Meetings + Events
The power of gathering people
The power of gathering people
While the standard continental breakfast is inexpensive and super easy to implement, it's chock full of fat and caked with carbs. Is it time to beef up breaky? We turned to two experts to tell us their opinions.
James Piggott is executive chef with the Toronto Airport Marriott. For breakfast he enjoyed granola, cottage cheese, banana and green Jasmine tea. torontoairportmarriott.com
The overall principal followed in our kitchen and at the Toronto Airport Marriott is simple: do whatever it takes to ensure our guests are happy and that their meeting objectives are met. With continental breakfasts, it’s no different. We want to provide guests the best possible breakfast at the best possible price.
In today’s banquet breakfast market, meeting planners are often working with limited budgets while at the same time endeavouring to maximize the number of items offered to their groups.

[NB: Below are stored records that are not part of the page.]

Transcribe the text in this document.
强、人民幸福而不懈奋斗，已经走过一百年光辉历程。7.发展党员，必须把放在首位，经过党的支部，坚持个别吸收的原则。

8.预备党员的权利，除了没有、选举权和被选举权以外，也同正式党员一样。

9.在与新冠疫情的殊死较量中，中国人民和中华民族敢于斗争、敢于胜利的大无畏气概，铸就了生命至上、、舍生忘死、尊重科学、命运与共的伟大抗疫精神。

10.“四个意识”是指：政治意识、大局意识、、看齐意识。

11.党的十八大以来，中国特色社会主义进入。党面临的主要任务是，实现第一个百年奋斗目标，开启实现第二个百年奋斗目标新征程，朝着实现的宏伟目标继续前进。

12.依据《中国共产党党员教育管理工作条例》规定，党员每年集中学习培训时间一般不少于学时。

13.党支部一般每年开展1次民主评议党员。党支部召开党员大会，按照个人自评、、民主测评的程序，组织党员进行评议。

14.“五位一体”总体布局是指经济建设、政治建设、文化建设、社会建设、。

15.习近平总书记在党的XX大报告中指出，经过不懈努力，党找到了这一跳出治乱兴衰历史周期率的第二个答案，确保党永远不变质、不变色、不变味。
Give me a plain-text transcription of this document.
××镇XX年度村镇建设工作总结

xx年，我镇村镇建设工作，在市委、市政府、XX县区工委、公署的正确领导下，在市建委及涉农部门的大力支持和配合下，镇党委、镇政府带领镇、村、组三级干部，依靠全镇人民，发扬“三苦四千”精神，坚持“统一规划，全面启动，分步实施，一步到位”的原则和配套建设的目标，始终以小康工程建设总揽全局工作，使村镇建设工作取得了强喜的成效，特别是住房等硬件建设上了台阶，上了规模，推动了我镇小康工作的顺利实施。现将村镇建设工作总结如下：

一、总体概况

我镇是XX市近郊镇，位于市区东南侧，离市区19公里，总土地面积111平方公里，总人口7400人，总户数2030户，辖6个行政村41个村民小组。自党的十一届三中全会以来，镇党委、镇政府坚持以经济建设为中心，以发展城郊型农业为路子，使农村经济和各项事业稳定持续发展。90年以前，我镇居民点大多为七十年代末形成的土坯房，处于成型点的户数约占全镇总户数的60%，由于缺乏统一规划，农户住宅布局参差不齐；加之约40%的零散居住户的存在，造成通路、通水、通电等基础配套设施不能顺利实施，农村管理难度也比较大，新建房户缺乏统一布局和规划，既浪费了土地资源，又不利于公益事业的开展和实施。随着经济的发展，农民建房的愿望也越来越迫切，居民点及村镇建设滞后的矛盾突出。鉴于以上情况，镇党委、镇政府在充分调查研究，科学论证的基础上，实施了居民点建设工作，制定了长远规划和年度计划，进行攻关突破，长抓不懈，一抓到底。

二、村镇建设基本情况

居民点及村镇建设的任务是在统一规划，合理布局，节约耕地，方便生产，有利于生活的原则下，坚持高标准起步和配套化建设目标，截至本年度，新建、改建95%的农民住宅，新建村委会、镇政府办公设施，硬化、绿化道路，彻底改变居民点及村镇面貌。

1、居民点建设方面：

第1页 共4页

Many are also looking for healthier options complying with low-fat, no-carb and low-sugar diets.
The most basic continental breakfast at the lowest price point includes pastries, juice, sliced fruits and coffee. To include additional items, to increase variety, or to meet dietary desires or restrictions may, translate into additional costs.
At our hotel, we bake pastries and slice fruits for our restaurant each morning. To include these items into a catered continental breakfast is seamless.
We receive frequent requests to replace items like pastries with a protein, while maintaining the same cost. Protein items incur higher product costs and additional labour, especially when considering higher volume programs. We are often asked to include eggs (hard-boiled or scrambled), smoked salmon, cream cheese and bagels to the continental breakfast. Smoked salmon is not equal to pastries in terms of cost. If the item is hot, there are hidden costs like the chafing dish fuel or the extra time needed to set up a hot banquet.
And, some attendees want sweet pastries in the morning. While adding a protein item makes some guests happy, removing muffins and Danishes makes other guests unhappy.
We remain dedicated to doing whatever it takes to make our guests happy while at the same time maximizing and sustaining a profit. If meeting planners want healthier options for their continental breakfasts or hot protein items, we will strive to accommodate their needs and desires while striving to preserve our margins.
Heidi Wilker, CMP, has 40 years of experience in the hospitality industry, and has owned and operated Blessed Events for over 12 years. For breakfast this morning she had zero-fat Greek yogurt, a banana, muesli bread with a touch of butter and, of course, a hard-boiled egg! blessedevents.ca
The standard continental breakfast menu in Canada needs a healthy makeover. My suggestion: Add a protein! Eliminate the high-sugar, high-carb, high-fat Danish pastries in favour of hard-boiled eggs—and do it without a changing the menu price.
The current standard of juice, muffins, pastries and croissants results in blood sugar rising quickly then dropping by mid-morning. Studies have shown that quick rise and fall of blood sugar levels both increases appetite for more food consumption, and decreases alertness. Clearly, this is not a good thing for delegates who sit for hours, trying to absorb messages or learning principles. Nutritionists and dieticians confirm that healthy dietary plans include at least one item containing protein at every meal.
Hard-boiled eggs contain high-quality protein and are a very cost-effective breakfast item with low food and labour costs; they are an easy substitute for Danish pastries, which often come from outside suppliers.
So chefs across Canada, I respectfully challenge you to unite in this healthy cause: to change the continental breakfast menu for the better—and to do it without affecting our bottom-line costs.